Diversification vs. the Siren's Song
25 years ago I wrote a book called “Navigate the Noise” that posited people have difficulty building wealth because they often follow a Sirens’ Song of high-returning yet “riskless” assets instead of following time-tested wealth-building principles. Continuing the Greek mythology theme, investors’ portfolios that steer toward the hauntingly attractive story of “riskless” high-returning assets eventually “crash on the rocks."
The Sirens’ have been singing loudly and investors are again refusing to follow sound wealth-building strategies, like diversification. Many investors today believe diversification has become “diWORSEsification”. They question the purpose to diversification when all one needed to do was trade a small group of surging stocks, i.e., the Sirens’ luring combination of high returns with no risk. Buying other assets, they felt, just added risk to a portfolio and hindered performance.
Perhaps the best example of portfolios being steered off-course is the beta of private client portfolios. At the end of January, private client investors’ largest stock holdings had an aggregate beta of an absolutely mind-boggling 1.7 (1.0 implies risk equal to the overall equity market’s risk within the context of a well-diversified portfolio). As Chart 1 highlights, that beta decreased as market volatility picked up, but investors nonetheless have started to increase portfolio beta again.
Such fervor has historically been a sign that future returns might be subpar. For example, it took NASDAQ more than a decade simply to break even after the peak of the Technology Bubble in March 2000 despite widespread adoption of the internet over that period (see Chart 2).
Large Cap Growth isn’t riskless!
Traditional risk/return analyses demonstrate today’s potential folly of believing that investing in Large Capitalization Growth stocks is a sure and safe way to invest. In fact, there are many asset classes that have shown equal and even better risk/return characteristics than Large Cap Growth.
Chart 3 is a risk/return chart based on standard deviation as a measure of risk. The upper left chart examines traditional 1-year risk/return of various asset classes, whereas the other three incorporate 3, 5, and 10-year holding periods.
Using this definition of risk under various time horizons, Large Cap Growth does provide relatively high returns, but it is actually a very risky category. The 10-year chart is perhaps most interesting because it highlights that many asset classes and sub-asset classes have historically provided similar returns to Large Cap Growth, but with varying degrees of reduced risk. Lower Quality stocks, Small Cap Value, REITs, a diversified quality basket (noted as “A+”), EM Sovereign Debt, and even an S&P 500® Index Fund provide similar long-term returns with less volatility.

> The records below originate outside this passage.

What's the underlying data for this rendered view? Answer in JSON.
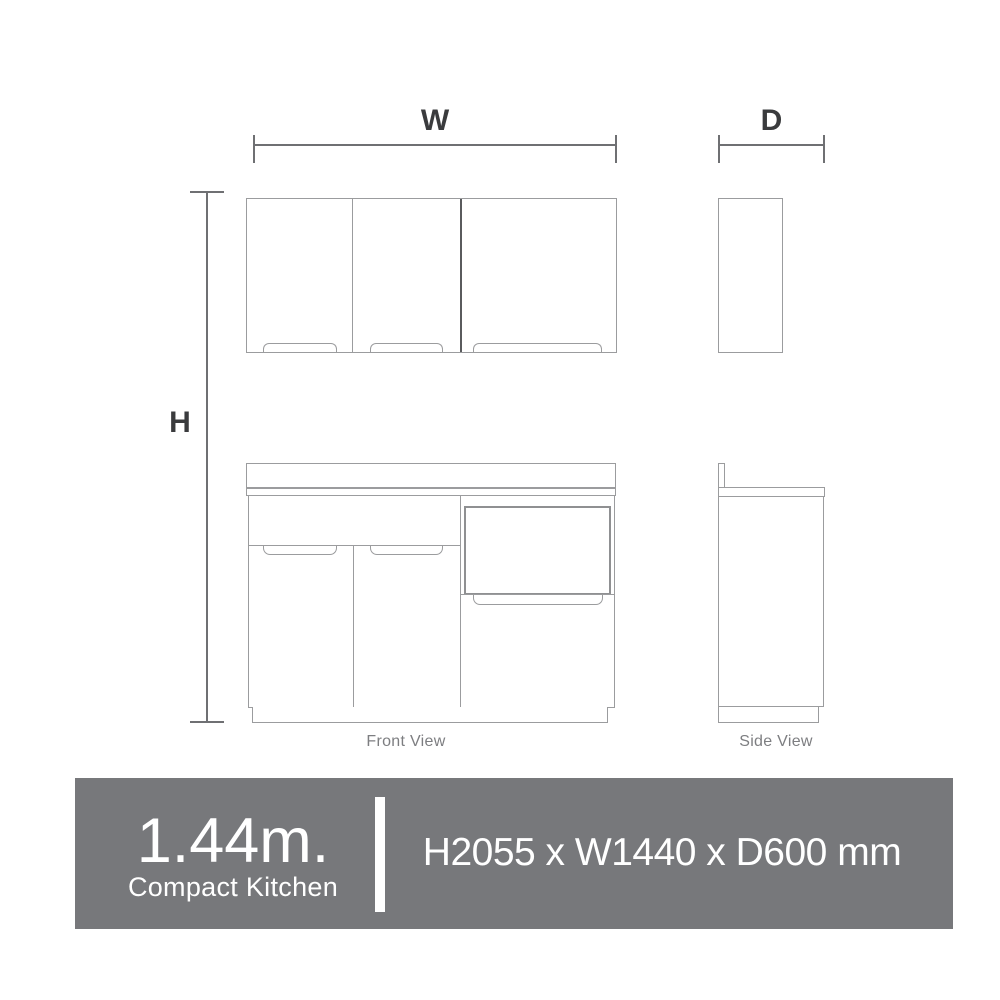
{
  "dimensions": {
    "width_label": "W",
    "depth_label": "D",
    "height_label": "H"
  },
  "views": {
    "front_label": "Front View",
    "side_label": "Side View"
  },
  "banner": {
    "size": "1.44m.",
    "name": "Compact Kitchen",
    "spec": "H2055 x W1440 x D600 mm",
    "bg_color": "#77787b",
    "text_color": "#ffffff"
  },
  "colors": {
    "cabinet_outline": "#9b9c9e",
    "dimension_line": "#6f7073",
    "dimension_label": "#3a3b3d",
    "view_label": "#7d7e81"
  }
}
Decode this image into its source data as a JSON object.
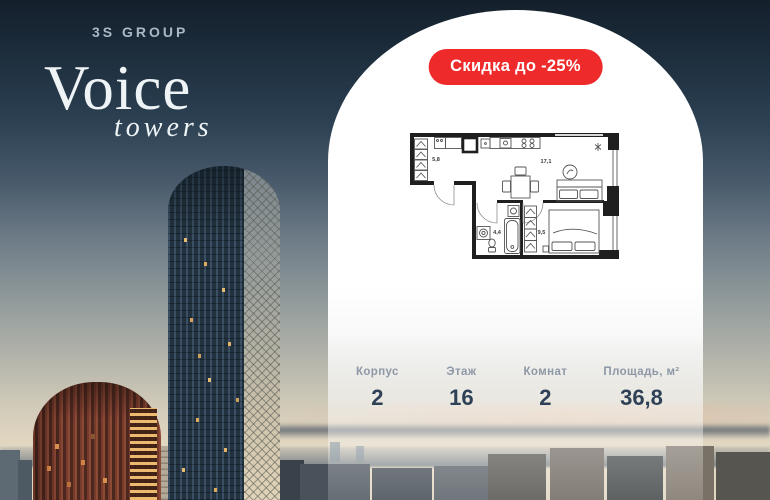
{
  "brand": {
    "group_name": "3S GROUP",
    "project_name": "Voice",
    "project_sub": "towers"
  },
  "badge": {
    "label": "Скидка до -25%"
  },
  "floor_plan": {
    "room_areas": {
      "hallway": "5,8",
      "living_kitchen": "17,1",
      "bathroom": "4,4",
      "bedroom": "9,5"
    }
  },
  "stats": {
    "items": [
      {
        "label": "Корпус",
        "value": "2"
      },
      {
        "label": "Этаж",
        "value": "16"
      },
      {
        "label": "Комнат",
        "value": "2"
      },
      {
        "label": "Площадь, м²",
        "value": "36,8"
      }
    ]
  },
  "colors": {
    "badge_red": "#ee2a2a",
    "stats_value_navy": "#2e4156",
    "stats_label_gray": "#8d98a6"
  }
}
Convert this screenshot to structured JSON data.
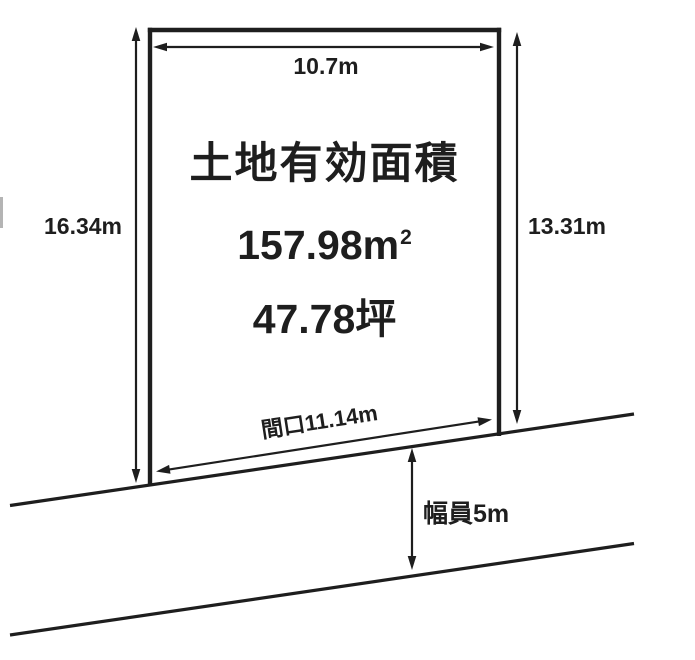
{
  "colors": {
    "ink": "#1e1e1e",
    "background": "#ffffff",
    "edge_artifact": "#b4b4b4"
  },
  "dimensions": {
    "top_width": "10.7m",
    "left_depth": "16.34m",
    "right_depth": "13.31m",
    "frontage": "間口11.14m",
    "road_width": "幅員5m"
  },
  "parcel": {
    "heading": "土地有効面積",
    "area_m2_value": "157.98m",
    "area_m2_sup": "2",
    "area_tsubo": "47.78坪"
  }
}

Chart 4 is a similar set of risk/return analyses that defines risk as the probability of losing money rather than as the standard deviation of returns. Using this definition, Large Cap Growth has historically looked attractive on a one-year risk/return basis, but again that attractiveness dissipates as one incorporates longer time horizons.
Many academics have noted that “bad companies can make good stocks” and that conclusion is indeed supported by these charts. C&D-ranked stocks (i.e., those with considerable volatility and slower growth in earnings and dividends) have superior historical risk/return statistics in many of the charts versus Large Cap Growth.
Diversification is key but watch out for the cycle
Interestingly, some of the asset classes that provided similar or better long-term risk/return characteristics than Large Cap Growth are also those that have had relatively lower correlations to the asset class. In other words, they are perhaps the good diversifiers to a Large Cap Growth-dominated portfolio.
Chart 5 shows asset class and sub-asset class correlations to Large Cap Growth. Lower Quality stocks, Small Value, REITs, Fixed-Income, and Commodities all seem to offer meaningful diversification versus a Large Cap Growth portfolio.
Some of these diversifying equity assets are highly cyclical and might offer diversification, but they might not offer traditional defensiveness within a portfolio. We see the profits cycle potentially peaking during 2025 and have accordingly been reducing exposure to some of these equity categories. However, cyclical underperformance might offer buying opportunities for longer-term diversification.
RBA’s portfolios continue to focus on fundamentals and not the Sirens’ Song
In Greek mythology, Ulysses wanted to listen to the Sirens’ Song, but he realized he might act irrationally if he did. He put wax in his crew’s ears so they couldn’t hear the alluring melody and had the crew tie him to the mast of his ship so that he could not jump into the sea. Those prudent precautions allowed them to successfully navigate the dangerous waters.
At RBA, our disciplined process serves to keep us from listening to the Sirens and irrationally ignoring the basic building blocks of wealth building. Profits, liquidity, sentiment/valuation, and not the hyped growth story of the day, are the cornerstones of our diversified portfolios.